La Cdu e, più in generale, il merkelismo, stanno diventando residuali, ancora in piedi, sì, ma privi di forza strategica e progettuale. I socialdemocratici ormai sono un nome della storia del movimento operaio tedesco e oltre il nome non vanno.

Cosa sta accadendo in Europa? Sta accadendo l’inevitabile: il nesso politica-economia, nella stagnazione permanente che oggi tocca anche la Germania, ha messo in luce solo lo stato di eccezione. In altre parole, stiamo vivendo una lunghissima fase che si ripete senza posa, uno “sciopero degli eventi” (Jean Baudrillard). L’Europa è uno stagno malmostoso, senza identità né progetto, eppure necessario. Fuori, i “barbari” populisti sono retoricamente estranei a questa Europa, ma incapaci di costruire una seria alternativa ad essa.

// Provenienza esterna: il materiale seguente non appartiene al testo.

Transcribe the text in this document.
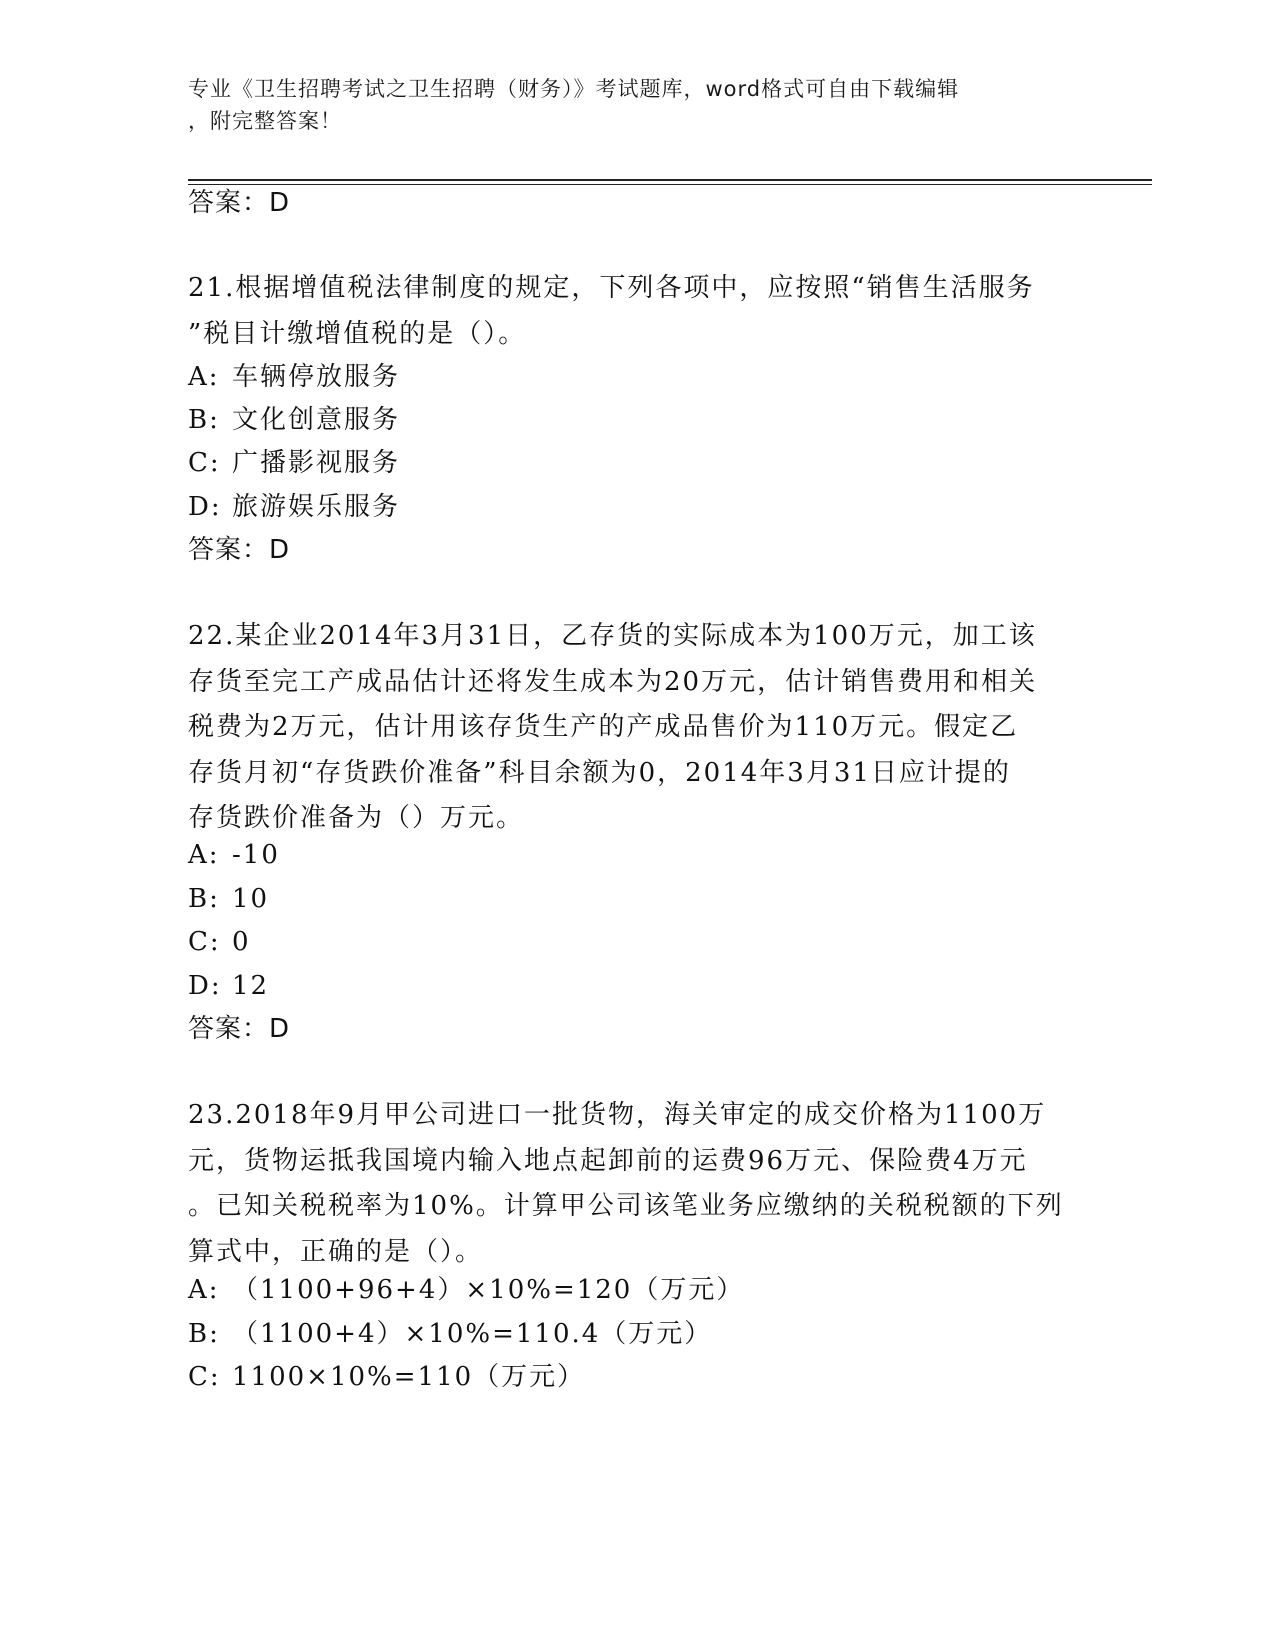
专业《卫生招聘考试之卫生招聘（财务）》考试题库，word格式可自由下载编辑
，附完整答案！
答案：D
21.根据增值税法律制度的规定，下列各项中，应按照“销售生活服务
”税目计缴增值税的是（）。
A: 车辆停放服务
B: 文化创意服务
C: 广播影视服务
D: 旅游娱乐服务
答案：D
22.某企业2014年3月31日，乙存货的实际成本为100万元，加工该
存货至完工产成品估计还将发生成本为20万元，估计销售费用和相关
税费为2万元，估计用该存货生产的产成品售价为110万元。假定乙
存货月初“存货跌价准备”科目余额为0，2014年3月31日应计提的
存货跌价准备为（）万元。
A: -10
B: 10
C: 0
D: 12
答案：D
23.2018年9月甲公司进口一批货物，海关审定的成交价格为1100万
元，货物运抵我国境内输入地点起卸前的运费96万元、保险费4万元
。已知关税税率为10%。计算甲公司该笔业务应缴纳的关税税额的下列
算式中，正确的是（）。
A: （1100+96+4）×10%=120（万元）
B: （1100+4）×10%=110.4（万元）
C: 1100×10%=110（万元）
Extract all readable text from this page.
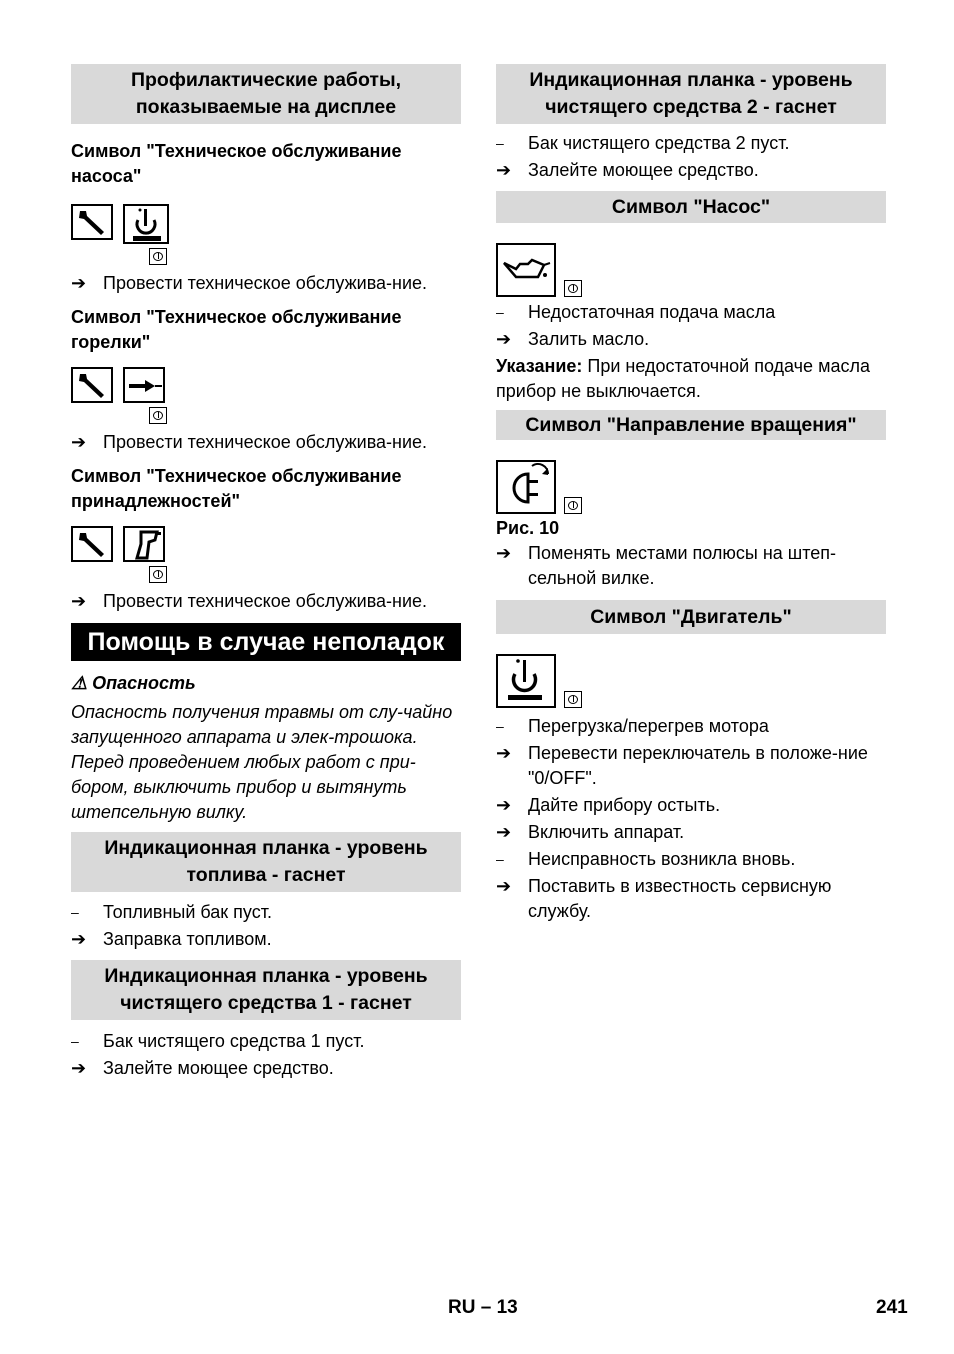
Профилактические работы, показываемые на дисплее
Символ "Техническое обслуживание насоса"
➔ Провести техническое обслужива-ние.
Символ "Техническое обслуживание горелки"
➔ Провести техническое обслужива-ние.
Символ "Техническое обслуживание принадлежностей"
➔ Провести техническое обслужива-ние.
Помощь в случае неполадок
⚠ Опасность
Опасность получения травмы от слу-чайно запущенного аппарата и элек-трошока.
Перед проведением любых работ с при-бором, выключить прибор и вытянуть штепсельную вилку.
Индикационная планка - уровень топлива - гаснет
–	Топливный бак пуст.
➔ Заправка топливом.
Индикационная планка - уровень чистящего средства 1 - гаснет
–	Бак чистящего средства 1 пуст.
➔ Залейте моющее средство.
Индикационная планка - уровень чистящего средства 2 - гаснет
–	Бак чистящего средства 2 пуст.
➔ Залейте моющее средство.
Символ "Насос"
–	Недостаточная подача масла
➔ Залить масло.
Указание: При недостаточной подаче масла прибор не выключается.
Символ "Направление вращения"
Рис. 10
➔ Поменять местами полюсы на штеп-сельной вилке.
Символ "Двигатель"
–	Перегрузка/перегрев мотора
➔ Перевести переключатель в положе-ние "0/OFF".
➔ Дайте прибору остыть.
➔ Включить аппарат.
–	Неисправность возникла вновь.
➔ Поставить в известность сервисную службу.
RU – 13	241
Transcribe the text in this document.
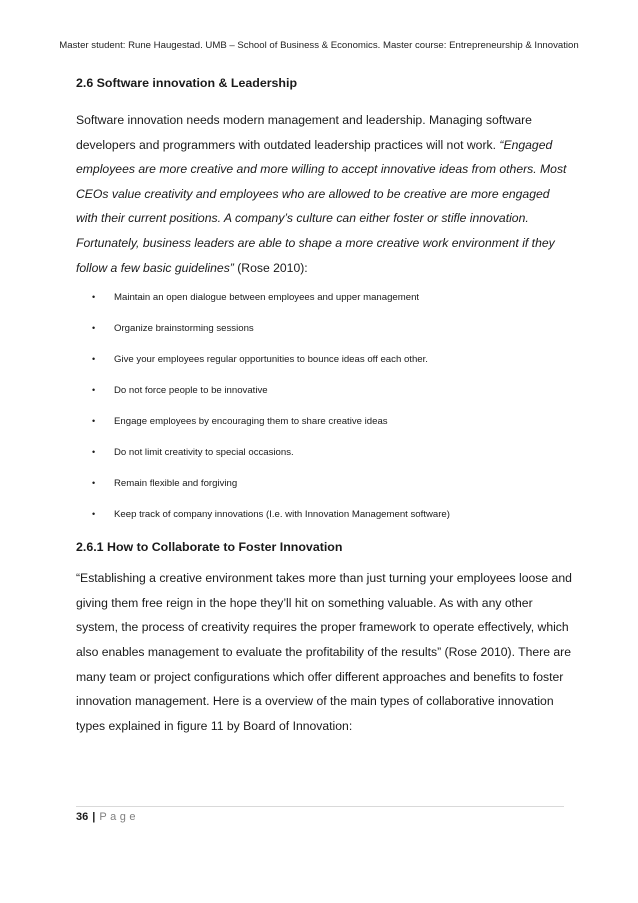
Master student: Rune Haugestad. UMB – School of Business & Economics. Master course: Entrepreneurship & Innovation
2.6 Software innovation & Leadership

Software innovation needs modern management and leadership. Managing software developers and programmers with outdated leadership practices will not work. “Engaged employees are more creative and more willing to accept innovative ideas from others. Most CEOs value creativity and employees who are allowed to be creative are more engaged with their current positions. A company’s culture can either foster or stifle innovation. Fortunately, business leaders are able to shape a more creative work environment if they follow a few basic guidelines” (Rose 2010):

• Maintain an open dialogue between employees and upper management
• Organize brainstorming sessions
• Give your employees regular opportunities to bounce ideas off each other.
• Do not force people to be innovative
• Engage employees by encouraging them to share creative ideas
• Do not limit creativity to special occasions.
• Remain flexible and forgiving
• Keep track of company innovations (I.e. with Innovation Management software)
2.6.1 How to Collaborate to Foster Innovation

“Establishing a creative environment takes more than just turning your employees loose and giving them free reign in the hope they’ll hit on something valuable. As with any other system, the process of creativity requires the proper framework to operate effectively, which also enables management to evaluate the profitability of the results” (Rose 2010). There are many team or project configurations which offer different approaches and benefits to foster innovation management. Here is a overview of the main types of collaborative innovation types explained in figure 11 by Board of Innovation:

36 | Page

Nel resto del mondo, soprattutto nel mondo asiatico, l’economia galoppa e le società, sospese fra tradizione e post-modernità, dimostrano solide virtù, a tutto beneficio del Pil.



Sullo scenario europeo, invece, l’unico soggetto è lo stato di eccezione. Schmitt docet: sovrano è chi decide sullo stato di eccezione.

E allora, illudendosi di essere i nuovi “sovrani”, in molti cercano di sfoggiare la grinta giusta, proprio per decidere sullo stato di eccezione: il “bene del Paese” (Italia); “la terza via” spagnola, né crisi di governo, né governo con Podemos, ma “programma comune su valori progressisti”; l’autunno della Cdu, il sonno della ragione della Spd, la furia iconoclasta della nuova società dell’Est, che sta pagando la crisi tedesca, per ora non ufficialmente dichiarata.

Mentre tutto questo si consuma, ieri come oggi, l’Ue non teme rivali, e a buon diritto, perché il teatro dello stato di eccezione non fa che puntellare la sua intrascendibilità assoluta. L’alleato impagabile dell’Ue si chiama “sovranismo” ed è un populismo non sovrano (sullo stato di eccezione).

Come sempre nella storia, il cane che abbaia alla luna sveglia i dormienti, sì, ma non sposta la luna.